His team found that exposure to hot baths or hot tubs can inflict infertility in men, but these effects can be reversible in some cases. "It has been believed for decades that wet heat exposure is bad for fertility, as an old wives' tale, but this effect has rarely been documented. We now have actual evidence to show patients that these recreational activities are a real risk factor for male infertility."
"These activities can be comfortably added to that list of lifestyle recommendations and 'things to avoid' as men attempt to conceive. Dry heat exposure, for instance, as presented with fevers or through applied external heat, is a well-documented cause of impaired sperm production in both animals and humans", said Turek.
This three-year research is the first to report impaired fertility (both for sperm production and motility) in men who had been repeatedly exposed to wet heat. Wet heat exposure was defined as the immersion of the body in a hot tub, heated Jacuzzi or bath at a temperature higher than 37o C (normal body temperature) for 30 minutes or more weekly for at least three months before entering in the research pool. "One implication of this work is that a simple lifestyle maneuver could 'shift the care' from high-tech intervention to low-tech or no-tech," Turek said.

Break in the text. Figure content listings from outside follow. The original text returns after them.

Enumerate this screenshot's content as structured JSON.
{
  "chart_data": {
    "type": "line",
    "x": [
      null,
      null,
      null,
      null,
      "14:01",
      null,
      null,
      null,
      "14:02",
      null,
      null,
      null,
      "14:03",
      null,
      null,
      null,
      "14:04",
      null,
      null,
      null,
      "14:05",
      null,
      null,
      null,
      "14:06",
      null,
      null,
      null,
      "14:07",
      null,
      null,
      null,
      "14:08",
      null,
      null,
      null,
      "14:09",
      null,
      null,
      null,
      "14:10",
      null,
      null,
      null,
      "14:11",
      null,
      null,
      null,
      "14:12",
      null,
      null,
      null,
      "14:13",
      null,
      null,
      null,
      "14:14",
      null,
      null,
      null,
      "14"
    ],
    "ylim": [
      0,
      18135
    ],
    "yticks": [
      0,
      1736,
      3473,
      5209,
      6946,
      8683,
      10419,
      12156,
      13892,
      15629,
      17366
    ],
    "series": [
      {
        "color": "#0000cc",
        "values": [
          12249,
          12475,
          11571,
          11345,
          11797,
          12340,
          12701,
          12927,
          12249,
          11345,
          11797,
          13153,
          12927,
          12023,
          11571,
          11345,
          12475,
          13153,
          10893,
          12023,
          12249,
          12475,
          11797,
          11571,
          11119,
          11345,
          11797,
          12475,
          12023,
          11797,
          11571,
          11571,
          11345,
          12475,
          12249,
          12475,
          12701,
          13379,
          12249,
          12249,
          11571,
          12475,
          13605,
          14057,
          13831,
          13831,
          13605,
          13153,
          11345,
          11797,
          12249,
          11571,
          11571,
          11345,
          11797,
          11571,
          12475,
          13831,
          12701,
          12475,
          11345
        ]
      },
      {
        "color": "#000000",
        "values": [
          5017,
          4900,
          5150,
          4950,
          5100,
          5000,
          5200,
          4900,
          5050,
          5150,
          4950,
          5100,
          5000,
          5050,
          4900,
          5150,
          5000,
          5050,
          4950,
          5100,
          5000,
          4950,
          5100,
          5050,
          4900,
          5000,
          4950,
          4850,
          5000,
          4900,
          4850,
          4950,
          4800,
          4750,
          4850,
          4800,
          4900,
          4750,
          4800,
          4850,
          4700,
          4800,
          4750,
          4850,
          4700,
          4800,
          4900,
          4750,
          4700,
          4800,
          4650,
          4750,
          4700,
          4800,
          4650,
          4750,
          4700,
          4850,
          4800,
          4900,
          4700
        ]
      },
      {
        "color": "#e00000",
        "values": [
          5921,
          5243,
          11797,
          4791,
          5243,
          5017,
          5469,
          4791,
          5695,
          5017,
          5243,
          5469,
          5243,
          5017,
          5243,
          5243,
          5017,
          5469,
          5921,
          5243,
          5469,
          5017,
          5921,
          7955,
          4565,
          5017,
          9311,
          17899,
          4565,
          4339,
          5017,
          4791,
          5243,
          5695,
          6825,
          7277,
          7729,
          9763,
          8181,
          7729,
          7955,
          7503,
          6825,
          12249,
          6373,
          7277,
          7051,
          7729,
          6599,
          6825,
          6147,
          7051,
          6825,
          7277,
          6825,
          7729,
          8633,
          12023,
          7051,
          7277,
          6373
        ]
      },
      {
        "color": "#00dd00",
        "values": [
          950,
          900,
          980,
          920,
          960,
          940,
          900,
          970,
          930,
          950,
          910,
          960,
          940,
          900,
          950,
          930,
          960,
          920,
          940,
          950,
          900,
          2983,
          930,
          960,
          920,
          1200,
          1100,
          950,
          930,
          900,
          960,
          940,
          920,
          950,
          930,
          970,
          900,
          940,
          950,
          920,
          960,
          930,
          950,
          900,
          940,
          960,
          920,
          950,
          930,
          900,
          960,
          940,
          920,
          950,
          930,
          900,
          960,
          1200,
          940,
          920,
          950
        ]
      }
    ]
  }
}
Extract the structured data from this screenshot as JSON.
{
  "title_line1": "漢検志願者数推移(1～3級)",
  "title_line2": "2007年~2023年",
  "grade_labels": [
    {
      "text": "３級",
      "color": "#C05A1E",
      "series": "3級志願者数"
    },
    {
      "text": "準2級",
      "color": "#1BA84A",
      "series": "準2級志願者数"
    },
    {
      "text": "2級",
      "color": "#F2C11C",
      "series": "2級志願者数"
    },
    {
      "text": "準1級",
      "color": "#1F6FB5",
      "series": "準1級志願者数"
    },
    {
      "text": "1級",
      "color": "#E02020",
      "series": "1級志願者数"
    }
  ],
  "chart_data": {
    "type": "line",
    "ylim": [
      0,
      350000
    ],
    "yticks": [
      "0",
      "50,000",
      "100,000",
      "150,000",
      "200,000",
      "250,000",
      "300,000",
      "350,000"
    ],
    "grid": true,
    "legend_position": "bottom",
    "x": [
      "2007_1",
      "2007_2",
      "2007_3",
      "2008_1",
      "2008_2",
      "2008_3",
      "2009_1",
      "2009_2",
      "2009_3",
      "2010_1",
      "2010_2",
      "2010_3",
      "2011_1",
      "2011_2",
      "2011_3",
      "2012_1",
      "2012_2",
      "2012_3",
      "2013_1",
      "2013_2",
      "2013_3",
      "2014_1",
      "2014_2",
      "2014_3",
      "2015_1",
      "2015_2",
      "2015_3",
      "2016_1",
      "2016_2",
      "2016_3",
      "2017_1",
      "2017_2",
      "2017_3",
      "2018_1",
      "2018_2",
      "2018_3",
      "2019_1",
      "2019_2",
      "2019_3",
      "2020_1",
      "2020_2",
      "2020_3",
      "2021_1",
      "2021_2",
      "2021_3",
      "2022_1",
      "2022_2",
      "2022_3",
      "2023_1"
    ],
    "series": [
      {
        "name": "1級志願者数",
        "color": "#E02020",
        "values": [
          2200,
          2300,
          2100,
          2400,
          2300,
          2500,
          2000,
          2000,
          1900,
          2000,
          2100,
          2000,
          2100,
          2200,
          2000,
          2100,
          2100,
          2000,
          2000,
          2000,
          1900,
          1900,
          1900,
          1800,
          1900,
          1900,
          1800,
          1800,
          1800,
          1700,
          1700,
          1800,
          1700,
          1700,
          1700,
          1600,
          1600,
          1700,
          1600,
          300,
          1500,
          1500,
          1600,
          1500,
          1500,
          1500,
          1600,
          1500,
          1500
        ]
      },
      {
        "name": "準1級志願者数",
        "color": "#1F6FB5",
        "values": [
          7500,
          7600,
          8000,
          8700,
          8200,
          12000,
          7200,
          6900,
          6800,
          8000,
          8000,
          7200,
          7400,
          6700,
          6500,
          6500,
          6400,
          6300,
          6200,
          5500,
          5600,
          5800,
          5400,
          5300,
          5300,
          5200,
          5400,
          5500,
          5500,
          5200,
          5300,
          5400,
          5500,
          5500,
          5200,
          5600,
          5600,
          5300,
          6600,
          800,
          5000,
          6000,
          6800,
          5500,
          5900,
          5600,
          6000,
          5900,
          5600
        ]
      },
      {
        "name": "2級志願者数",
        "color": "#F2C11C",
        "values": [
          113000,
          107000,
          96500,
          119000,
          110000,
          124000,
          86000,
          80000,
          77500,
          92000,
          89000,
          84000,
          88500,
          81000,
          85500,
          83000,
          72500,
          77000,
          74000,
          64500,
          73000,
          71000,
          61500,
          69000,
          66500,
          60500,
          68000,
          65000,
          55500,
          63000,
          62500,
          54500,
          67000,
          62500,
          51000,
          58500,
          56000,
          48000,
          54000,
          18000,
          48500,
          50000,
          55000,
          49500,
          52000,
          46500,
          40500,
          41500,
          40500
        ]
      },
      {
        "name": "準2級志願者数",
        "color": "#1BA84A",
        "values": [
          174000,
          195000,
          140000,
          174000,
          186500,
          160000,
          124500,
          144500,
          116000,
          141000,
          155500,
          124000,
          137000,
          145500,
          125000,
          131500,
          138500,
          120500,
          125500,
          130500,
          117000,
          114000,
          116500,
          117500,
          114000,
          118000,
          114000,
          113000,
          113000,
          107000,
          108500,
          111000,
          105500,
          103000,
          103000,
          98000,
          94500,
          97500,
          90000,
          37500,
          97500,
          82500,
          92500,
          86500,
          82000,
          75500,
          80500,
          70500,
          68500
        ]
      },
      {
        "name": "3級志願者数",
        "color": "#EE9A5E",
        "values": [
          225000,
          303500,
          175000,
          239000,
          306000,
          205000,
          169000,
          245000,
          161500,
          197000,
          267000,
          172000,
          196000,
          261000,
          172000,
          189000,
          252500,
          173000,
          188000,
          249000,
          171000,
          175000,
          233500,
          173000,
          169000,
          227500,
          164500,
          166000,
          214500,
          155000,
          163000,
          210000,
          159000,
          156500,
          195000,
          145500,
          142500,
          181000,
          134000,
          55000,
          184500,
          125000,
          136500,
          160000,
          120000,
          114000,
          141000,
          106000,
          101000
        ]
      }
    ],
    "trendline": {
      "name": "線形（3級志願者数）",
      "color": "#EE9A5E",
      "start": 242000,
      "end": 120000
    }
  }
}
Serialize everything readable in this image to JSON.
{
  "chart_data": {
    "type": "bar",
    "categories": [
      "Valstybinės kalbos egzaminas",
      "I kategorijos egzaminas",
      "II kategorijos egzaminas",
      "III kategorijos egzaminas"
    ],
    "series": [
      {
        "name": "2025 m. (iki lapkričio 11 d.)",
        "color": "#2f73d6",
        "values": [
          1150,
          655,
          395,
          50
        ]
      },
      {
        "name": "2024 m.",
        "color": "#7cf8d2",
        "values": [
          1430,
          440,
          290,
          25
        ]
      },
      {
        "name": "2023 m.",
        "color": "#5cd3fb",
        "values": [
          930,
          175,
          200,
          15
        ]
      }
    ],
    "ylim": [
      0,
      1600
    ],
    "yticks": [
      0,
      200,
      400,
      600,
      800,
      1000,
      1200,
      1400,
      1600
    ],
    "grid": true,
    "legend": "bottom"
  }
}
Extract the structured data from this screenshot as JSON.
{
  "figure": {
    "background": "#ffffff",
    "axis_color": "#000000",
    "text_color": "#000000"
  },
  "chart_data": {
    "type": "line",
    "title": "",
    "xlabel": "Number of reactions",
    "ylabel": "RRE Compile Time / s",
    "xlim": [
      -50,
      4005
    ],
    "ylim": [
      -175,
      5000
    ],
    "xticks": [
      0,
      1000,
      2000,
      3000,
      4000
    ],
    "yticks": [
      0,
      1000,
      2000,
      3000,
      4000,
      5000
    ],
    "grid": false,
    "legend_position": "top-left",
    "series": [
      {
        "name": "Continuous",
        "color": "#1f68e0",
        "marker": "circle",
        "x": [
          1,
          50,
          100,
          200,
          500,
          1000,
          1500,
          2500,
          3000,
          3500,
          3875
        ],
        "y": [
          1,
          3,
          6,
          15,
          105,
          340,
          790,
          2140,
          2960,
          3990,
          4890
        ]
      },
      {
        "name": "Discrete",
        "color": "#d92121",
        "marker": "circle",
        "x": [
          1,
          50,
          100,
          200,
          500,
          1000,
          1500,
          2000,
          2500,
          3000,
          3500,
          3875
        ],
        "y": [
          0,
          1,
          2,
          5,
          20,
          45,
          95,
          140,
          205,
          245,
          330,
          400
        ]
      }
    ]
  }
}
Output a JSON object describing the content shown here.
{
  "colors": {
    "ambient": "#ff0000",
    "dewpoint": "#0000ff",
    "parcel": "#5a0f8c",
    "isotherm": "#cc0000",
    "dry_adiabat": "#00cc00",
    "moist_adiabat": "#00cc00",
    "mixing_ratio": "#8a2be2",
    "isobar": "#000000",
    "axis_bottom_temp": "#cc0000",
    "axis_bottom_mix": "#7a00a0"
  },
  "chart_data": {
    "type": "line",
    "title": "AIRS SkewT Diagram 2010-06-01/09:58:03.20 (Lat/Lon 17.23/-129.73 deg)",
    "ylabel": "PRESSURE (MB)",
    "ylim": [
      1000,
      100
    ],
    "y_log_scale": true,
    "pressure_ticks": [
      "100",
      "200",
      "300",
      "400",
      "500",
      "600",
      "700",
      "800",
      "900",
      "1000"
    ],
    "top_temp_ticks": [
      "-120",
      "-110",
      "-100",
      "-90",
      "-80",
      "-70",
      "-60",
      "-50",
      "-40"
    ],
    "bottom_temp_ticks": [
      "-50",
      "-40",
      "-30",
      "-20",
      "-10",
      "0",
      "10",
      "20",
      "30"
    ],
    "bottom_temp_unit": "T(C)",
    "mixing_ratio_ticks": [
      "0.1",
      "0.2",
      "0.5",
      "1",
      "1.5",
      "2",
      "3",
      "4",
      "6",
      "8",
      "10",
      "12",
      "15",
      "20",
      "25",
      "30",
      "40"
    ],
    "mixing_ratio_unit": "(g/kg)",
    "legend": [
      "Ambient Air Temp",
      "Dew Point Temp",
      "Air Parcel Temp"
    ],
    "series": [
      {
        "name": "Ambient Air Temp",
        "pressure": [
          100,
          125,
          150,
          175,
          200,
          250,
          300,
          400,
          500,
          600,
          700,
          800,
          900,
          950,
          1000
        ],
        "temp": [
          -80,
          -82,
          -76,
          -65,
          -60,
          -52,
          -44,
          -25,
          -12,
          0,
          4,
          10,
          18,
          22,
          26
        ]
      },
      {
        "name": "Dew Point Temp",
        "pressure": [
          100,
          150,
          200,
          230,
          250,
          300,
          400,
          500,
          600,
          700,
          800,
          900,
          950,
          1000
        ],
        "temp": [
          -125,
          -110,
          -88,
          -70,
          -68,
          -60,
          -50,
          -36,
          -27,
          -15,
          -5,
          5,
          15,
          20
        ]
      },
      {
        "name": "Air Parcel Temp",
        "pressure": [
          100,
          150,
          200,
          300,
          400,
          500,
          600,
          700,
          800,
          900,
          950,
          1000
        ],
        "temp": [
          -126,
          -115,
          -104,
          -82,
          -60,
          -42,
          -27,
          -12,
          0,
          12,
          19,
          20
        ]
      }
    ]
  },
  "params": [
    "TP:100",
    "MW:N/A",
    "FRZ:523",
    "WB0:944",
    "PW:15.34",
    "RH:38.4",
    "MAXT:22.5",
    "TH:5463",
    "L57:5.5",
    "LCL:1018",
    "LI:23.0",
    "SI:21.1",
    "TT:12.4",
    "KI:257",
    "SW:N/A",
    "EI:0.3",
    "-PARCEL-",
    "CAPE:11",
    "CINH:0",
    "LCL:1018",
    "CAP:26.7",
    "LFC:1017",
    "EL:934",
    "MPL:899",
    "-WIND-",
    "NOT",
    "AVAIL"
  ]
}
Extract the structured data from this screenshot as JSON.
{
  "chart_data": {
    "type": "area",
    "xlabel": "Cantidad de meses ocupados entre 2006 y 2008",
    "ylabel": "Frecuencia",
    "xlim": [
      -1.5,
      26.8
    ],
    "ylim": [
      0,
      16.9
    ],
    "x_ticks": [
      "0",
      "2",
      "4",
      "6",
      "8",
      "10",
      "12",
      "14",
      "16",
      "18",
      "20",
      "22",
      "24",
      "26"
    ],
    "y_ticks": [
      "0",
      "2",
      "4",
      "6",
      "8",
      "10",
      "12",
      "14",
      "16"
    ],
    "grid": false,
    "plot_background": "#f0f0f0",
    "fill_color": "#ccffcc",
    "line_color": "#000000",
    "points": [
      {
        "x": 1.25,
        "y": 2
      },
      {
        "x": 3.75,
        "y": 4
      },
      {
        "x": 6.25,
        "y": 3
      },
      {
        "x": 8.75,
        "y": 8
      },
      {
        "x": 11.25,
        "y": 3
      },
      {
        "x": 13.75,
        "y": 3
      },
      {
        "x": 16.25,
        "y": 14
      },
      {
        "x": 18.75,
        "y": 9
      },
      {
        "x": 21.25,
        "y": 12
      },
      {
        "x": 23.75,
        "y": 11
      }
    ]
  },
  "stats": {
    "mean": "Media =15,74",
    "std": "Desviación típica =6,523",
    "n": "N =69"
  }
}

The 11 subjects were asked to stop that exposure for three or more months. Five (45 %) experienced a total motile sperm increase of 491 % after three to six months and total results (for the 11 subjects) revealed an increase from 12 % at the beginning of the investigation to 34 % post-intervention.
In the six patients that did not respond to the approach, the culpable factor was found to be chronic tobacco smoking (in five of them). Other potential toxic factors for the testes were not found and patients did not take infertility drugs, nor was the female partner the cause of the couple's sterility. "Concern about wet heat effects on infertility crosses many cultures", said Turek. An old Japanese habit forbids childless men to make business deals in hot tubs, as it is regarded as a sterility inducing factor!